Boosted crystalline/amorphous Fe2O3-δ core/shell heterostructure for flexible solid-state pseudocapacitors in large scale

Poor electronic conductivity and sluggish ion diffusion are the two main obstacles that limit the pseudocapacitive performance of Fe2O3. In this work, oxygen-deficient Fe2O3-δ nanorod arrays with a unique crystalline core/amorphous shell heterostructure are prepared via a facile and controllable method. The tunable amorphous layer facilitates the Li+ diffusion while introduced oxygen defects in Fe2O3 can be effectively tuned to improve electronic conductivity. More importantly, the resultant crystalline/amorphous interface greatly increases charge storage sites for improved specific capacitance. Consequently, the crystalline core/amorphous shell Fe2O3-δ integrated on graphene delivers a large capacitance of 701 F g−1 (701 mF cm−2) at 1 A g−1, which is almost double the capacitance of the conventional Fe2O3-δ nanorods without amorphous surface layer on graphene.
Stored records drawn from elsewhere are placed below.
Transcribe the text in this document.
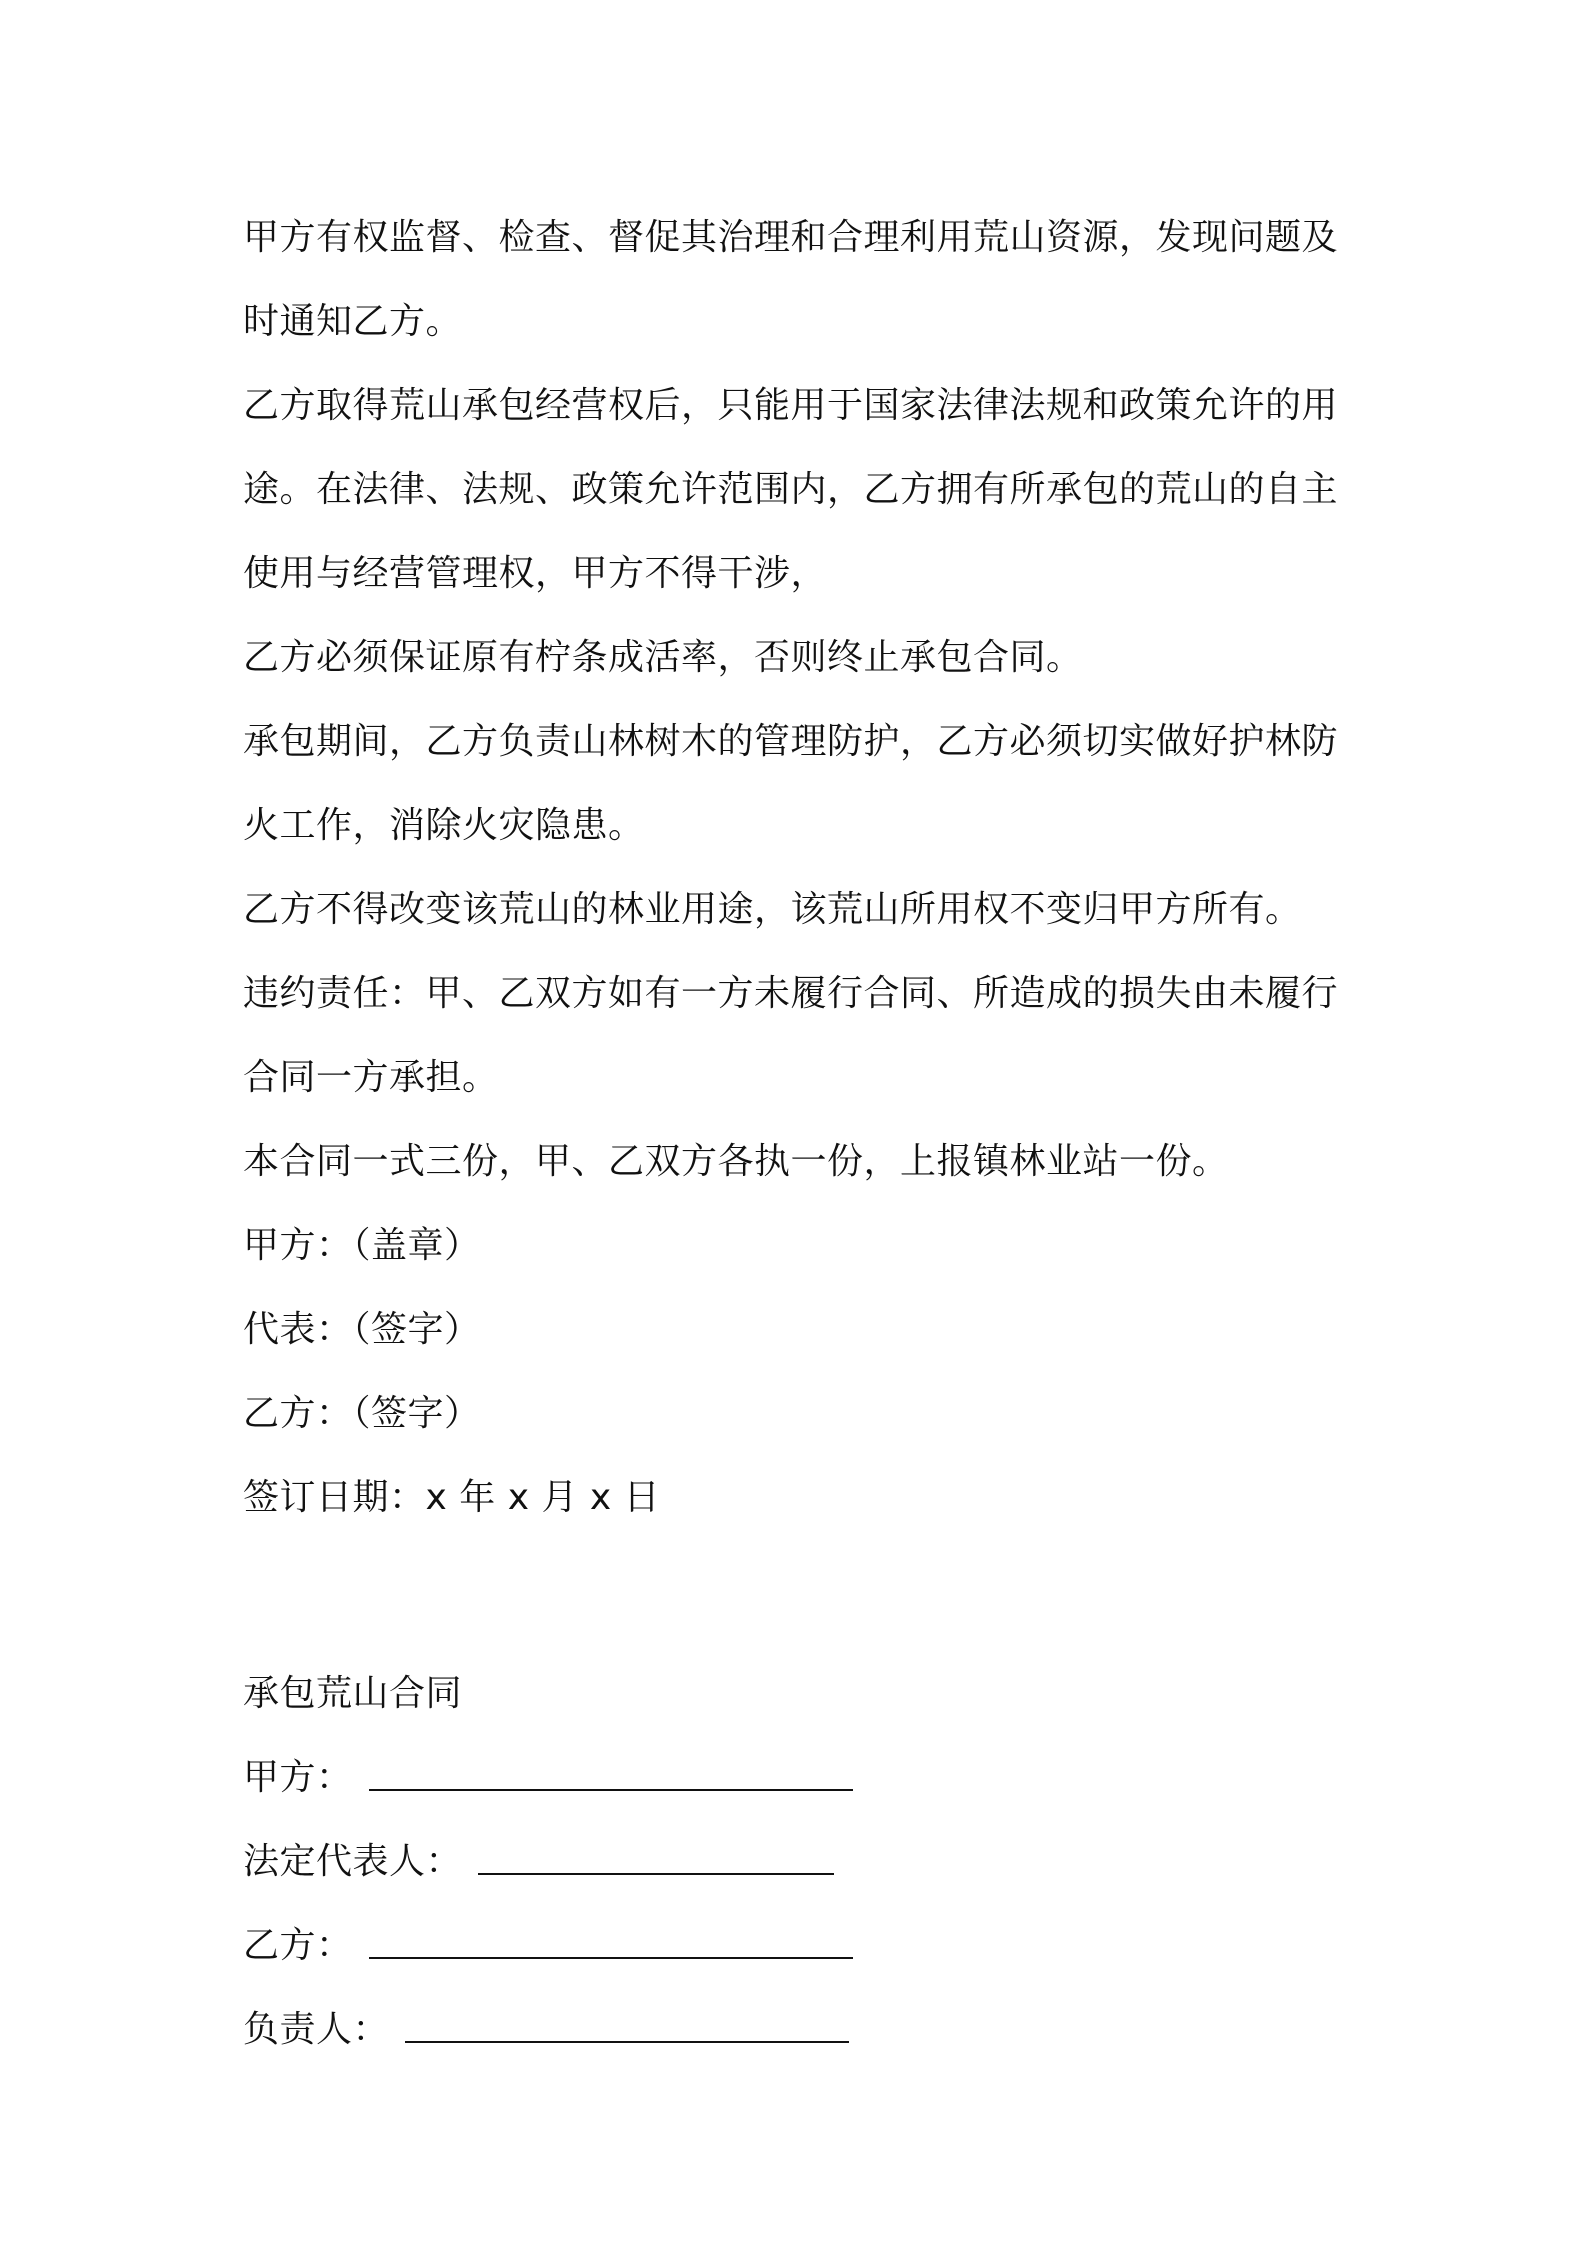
甲方有权监督、检查、督促其治理和合理利用荒山资源，发现问题及时通知乙方。

乙方取得荒山承包经营权后，只能用于国家法律法规和政策允许的用途。在法律、法规、政策允许范围内，乙方拥有所承包的荒山的自主使用与经营管理权，甲方不得干涉，

乙方必须保证原有柠条成活率，否则终止承包合同。

承包期间，乙方负责山林树木的管理防护，乙方必须切实做好护林防火工作，消除火灾隐患。

乙方不得改变该荒山的林业用途，该荒山所用权不变归甲方所有。

违约责任：甲、乙双方如有一方未履行合同、所造成的损失由未履行合同一方承担。

本合同一式三份，甲、乙双方各执一份，上报镇林业站一份。

甲方：（盖章）

代表：（签字）

乙方：（签字）

签订日期：x 年 x 月 x 日

承包荒山合同

甲方：

法定代表人：

乙方：

负责人：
Besides large capacitance, the electrode also exhibits greatly improved rate capability and cycle performance. To construct asymmetric supercapacitor, similar strategy is implemented to prepare Co3O4-δ nanosheet arrays with superior pseudocapacitive performance compared to its pristine counterpart. Importantly, flexible and large-scale (10 × 10 cm2) asymmetric supercapacitors are fabricated with promising device performance, demonstrating the smart electrode design is promising for practical application.